Le guide « Découvrir le Canada » que peuvent consulter ceux qui font une demande de citoyenneté parle un peu de la triste réalité des pensionnats autochtones. On fait état du fait que « les élèves y vivaient dans la misère [et que] certains y étant même maltraités physiquement », sans aller jusqu’à mentionner les agressions sexuelles, les milliers de décès d’enfants ou le traumatisme transmis de génération en génération.

« Dans le Canada d’aujourd’hui, les peuples autochtones retrouvent leur fierté et leur confiance, et ils ont à leur actif de grandes réalisations dans les domaines de l’agriculture, de l’environnement, des affaires et des arts », peut-on lire dans ce document.

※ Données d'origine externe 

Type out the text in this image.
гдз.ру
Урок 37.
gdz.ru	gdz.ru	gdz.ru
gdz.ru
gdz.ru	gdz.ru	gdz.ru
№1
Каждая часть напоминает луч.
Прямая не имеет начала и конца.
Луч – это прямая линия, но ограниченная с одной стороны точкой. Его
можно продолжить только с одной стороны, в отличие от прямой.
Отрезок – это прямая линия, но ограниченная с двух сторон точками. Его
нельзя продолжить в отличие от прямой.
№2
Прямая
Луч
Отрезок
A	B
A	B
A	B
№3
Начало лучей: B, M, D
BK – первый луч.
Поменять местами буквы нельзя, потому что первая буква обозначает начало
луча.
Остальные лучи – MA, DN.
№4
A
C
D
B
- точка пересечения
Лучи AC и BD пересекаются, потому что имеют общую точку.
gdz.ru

Norman Yakeleya, le chef régional de l’Assemblée des Premières Nations pour les Territoires du Nord-Ouest, lui-même une victime des pensionnats indiens, juge que ce n’est pas suffisant. Il réclame un « chapitre fort » qui raconterait la vérité sur ces établissements et leurs répercussions.

« Je me sens très, très, très triste et très en colère, lance M. Yakeleya. On doit chambouler tout cela pour afin d’écrire plus d’un paragraphe à ce sujet. »

L’Association canadienne des commissions/conseils scolaires — dont fait partie l’Association des commissions scolaires anglophones du Québec — demande l’élaboration d’un programme national pour les élèves du primaire et du secondaire sur les pensionnats et autres sujets. Des victimes et autres Autochtones y contribuent. Il faut, dit-elle, aussi financer les établissements d’études supérieures pour former les enseignants aux connaissances autochtones.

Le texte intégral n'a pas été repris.